The objectives of this study were to investigate the clinical biological and histological renal involvement secondary to familial Mediterranean fever (FMF), the epidemiological data, genetics of our patients and their evolution under treatment. We prospectively studied 58 Algerian patients admitted in our nephrology department from January 2012 to January 2021. The diagnosis of nephropathy was suspected clinically and biologically and confirmed histologically. All our patients were tested for MEFV mutations.

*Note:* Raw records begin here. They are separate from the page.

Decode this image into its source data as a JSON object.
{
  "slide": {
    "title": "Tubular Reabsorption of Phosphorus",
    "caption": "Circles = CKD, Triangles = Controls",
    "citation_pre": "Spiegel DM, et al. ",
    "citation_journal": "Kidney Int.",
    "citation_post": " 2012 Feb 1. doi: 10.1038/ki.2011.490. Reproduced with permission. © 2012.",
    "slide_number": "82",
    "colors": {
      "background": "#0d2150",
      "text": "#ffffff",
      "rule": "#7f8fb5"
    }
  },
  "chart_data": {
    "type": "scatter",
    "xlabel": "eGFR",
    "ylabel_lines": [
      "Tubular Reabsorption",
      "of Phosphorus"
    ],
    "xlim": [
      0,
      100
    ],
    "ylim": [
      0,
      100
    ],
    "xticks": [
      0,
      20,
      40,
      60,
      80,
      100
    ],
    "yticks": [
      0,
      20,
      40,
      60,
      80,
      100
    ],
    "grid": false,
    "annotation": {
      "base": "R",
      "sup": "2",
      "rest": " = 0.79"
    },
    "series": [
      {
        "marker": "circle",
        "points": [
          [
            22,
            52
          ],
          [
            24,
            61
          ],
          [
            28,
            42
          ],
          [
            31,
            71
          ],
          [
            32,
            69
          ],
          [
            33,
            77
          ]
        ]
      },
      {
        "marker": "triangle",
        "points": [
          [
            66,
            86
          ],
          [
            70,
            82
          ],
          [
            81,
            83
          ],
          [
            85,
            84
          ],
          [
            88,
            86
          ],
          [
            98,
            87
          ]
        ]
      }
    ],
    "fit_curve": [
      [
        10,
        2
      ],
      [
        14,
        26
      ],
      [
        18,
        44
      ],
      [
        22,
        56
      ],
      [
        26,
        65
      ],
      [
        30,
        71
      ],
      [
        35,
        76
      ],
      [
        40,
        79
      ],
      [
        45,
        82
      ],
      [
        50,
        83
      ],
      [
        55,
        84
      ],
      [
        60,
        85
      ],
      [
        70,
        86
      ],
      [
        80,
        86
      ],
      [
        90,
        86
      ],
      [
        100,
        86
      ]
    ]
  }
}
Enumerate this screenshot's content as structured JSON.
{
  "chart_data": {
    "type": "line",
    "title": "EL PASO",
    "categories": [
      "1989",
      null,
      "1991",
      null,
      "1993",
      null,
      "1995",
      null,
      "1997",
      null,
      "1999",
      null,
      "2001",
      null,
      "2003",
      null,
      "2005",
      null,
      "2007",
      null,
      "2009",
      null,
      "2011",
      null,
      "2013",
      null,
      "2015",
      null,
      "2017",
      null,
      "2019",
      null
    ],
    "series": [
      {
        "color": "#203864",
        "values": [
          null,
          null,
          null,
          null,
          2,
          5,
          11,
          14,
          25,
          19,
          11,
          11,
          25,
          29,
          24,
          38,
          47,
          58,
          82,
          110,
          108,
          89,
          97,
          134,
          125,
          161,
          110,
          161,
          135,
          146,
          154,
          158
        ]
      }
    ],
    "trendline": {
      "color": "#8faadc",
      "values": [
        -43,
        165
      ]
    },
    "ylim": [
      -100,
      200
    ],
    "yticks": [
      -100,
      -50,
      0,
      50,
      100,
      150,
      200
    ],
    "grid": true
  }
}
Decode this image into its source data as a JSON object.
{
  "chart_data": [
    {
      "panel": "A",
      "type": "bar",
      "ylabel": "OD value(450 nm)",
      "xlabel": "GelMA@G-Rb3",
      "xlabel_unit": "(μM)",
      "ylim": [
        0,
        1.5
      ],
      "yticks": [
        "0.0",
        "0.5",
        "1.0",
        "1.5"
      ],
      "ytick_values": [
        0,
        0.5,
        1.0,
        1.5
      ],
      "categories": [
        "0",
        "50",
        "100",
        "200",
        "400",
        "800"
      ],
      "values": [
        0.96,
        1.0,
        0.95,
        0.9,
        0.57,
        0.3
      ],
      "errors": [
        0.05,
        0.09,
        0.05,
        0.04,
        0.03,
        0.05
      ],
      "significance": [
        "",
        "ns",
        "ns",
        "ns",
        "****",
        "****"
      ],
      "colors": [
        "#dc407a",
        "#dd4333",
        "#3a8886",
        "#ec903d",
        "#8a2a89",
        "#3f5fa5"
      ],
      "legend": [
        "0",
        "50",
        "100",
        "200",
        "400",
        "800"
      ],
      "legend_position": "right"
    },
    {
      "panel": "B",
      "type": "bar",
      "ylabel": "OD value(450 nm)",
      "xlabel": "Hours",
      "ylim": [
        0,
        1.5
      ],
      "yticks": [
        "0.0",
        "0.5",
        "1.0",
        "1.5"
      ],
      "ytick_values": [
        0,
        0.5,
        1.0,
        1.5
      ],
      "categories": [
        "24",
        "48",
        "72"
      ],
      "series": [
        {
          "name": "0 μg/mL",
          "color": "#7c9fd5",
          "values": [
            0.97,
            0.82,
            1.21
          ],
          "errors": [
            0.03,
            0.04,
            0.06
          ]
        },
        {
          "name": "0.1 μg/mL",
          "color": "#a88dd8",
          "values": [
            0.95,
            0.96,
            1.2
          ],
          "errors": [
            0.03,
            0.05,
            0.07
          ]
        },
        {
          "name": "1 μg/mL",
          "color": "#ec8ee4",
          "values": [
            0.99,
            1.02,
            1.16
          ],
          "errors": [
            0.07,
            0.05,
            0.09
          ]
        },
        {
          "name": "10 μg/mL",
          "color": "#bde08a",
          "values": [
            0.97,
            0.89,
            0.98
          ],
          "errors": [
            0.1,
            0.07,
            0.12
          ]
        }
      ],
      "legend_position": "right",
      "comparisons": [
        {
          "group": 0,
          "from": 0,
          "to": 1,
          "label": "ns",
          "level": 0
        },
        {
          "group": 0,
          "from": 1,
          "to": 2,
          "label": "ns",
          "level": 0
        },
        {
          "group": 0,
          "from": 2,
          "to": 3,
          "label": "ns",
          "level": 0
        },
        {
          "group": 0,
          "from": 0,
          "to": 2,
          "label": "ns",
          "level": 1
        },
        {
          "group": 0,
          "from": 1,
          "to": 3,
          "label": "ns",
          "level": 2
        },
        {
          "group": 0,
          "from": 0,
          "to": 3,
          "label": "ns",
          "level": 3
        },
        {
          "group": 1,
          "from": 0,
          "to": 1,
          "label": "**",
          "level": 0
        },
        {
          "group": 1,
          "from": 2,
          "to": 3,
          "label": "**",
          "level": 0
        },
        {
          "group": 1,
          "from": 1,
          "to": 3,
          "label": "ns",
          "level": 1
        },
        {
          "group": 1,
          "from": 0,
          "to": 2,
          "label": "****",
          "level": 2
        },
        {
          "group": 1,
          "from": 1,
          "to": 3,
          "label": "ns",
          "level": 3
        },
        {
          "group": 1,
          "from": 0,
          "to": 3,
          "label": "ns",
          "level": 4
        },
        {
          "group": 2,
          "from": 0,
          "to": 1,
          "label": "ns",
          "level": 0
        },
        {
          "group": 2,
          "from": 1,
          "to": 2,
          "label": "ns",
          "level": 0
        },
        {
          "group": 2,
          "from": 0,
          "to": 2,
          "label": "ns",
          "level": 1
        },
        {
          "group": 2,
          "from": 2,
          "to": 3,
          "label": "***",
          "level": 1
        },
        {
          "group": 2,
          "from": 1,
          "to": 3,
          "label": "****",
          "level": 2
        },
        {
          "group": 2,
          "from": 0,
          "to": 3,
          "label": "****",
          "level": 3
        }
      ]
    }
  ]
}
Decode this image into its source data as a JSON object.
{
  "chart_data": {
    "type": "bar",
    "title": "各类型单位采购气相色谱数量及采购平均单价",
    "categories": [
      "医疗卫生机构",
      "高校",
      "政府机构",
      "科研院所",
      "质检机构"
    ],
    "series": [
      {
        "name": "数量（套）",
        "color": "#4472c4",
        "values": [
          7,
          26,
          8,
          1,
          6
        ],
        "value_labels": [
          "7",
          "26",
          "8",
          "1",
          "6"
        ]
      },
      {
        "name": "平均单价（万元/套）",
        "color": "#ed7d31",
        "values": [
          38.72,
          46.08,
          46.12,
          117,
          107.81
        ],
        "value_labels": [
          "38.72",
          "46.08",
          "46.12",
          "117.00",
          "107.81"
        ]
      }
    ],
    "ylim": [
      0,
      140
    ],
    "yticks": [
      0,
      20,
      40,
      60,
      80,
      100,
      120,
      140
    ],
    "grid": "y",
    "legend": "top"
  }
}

Results: 58 patients, 30 males and 28 females, mean age 31.68 ± 12.71; 3 (5.17%) chronic dialysis patients and 55 (94.82%) referred to the nephrology department for renal biopsy with renal symptomatology consisting of nephrotic syndrome in 50 (94. 73%), associated with renal failure 27 (47.36%), mainly primary in 23 (34.5%), secondary to seronegative lupus 13 (22.4%), Crohn's disease 9 (14.5%), sarcoidosis 3 (5.26%), and lymphoma 1 (1.7%); 29 (50%) were from consangineous marriages, the histological study found AA amyloidosis in 52 (89.6%); the genetic study confirmed the diagnosis of FMF in 58 (100%). The evolution of the patients: 20 (34.48%) followed in consultation, 25 (43.10%) in hemodialysis and 13 (22.41%) deceased. Conclusion: Renal involvement was the revealing complication in the diagnosis of FMF which exists in our country, and is still underdiagnosed.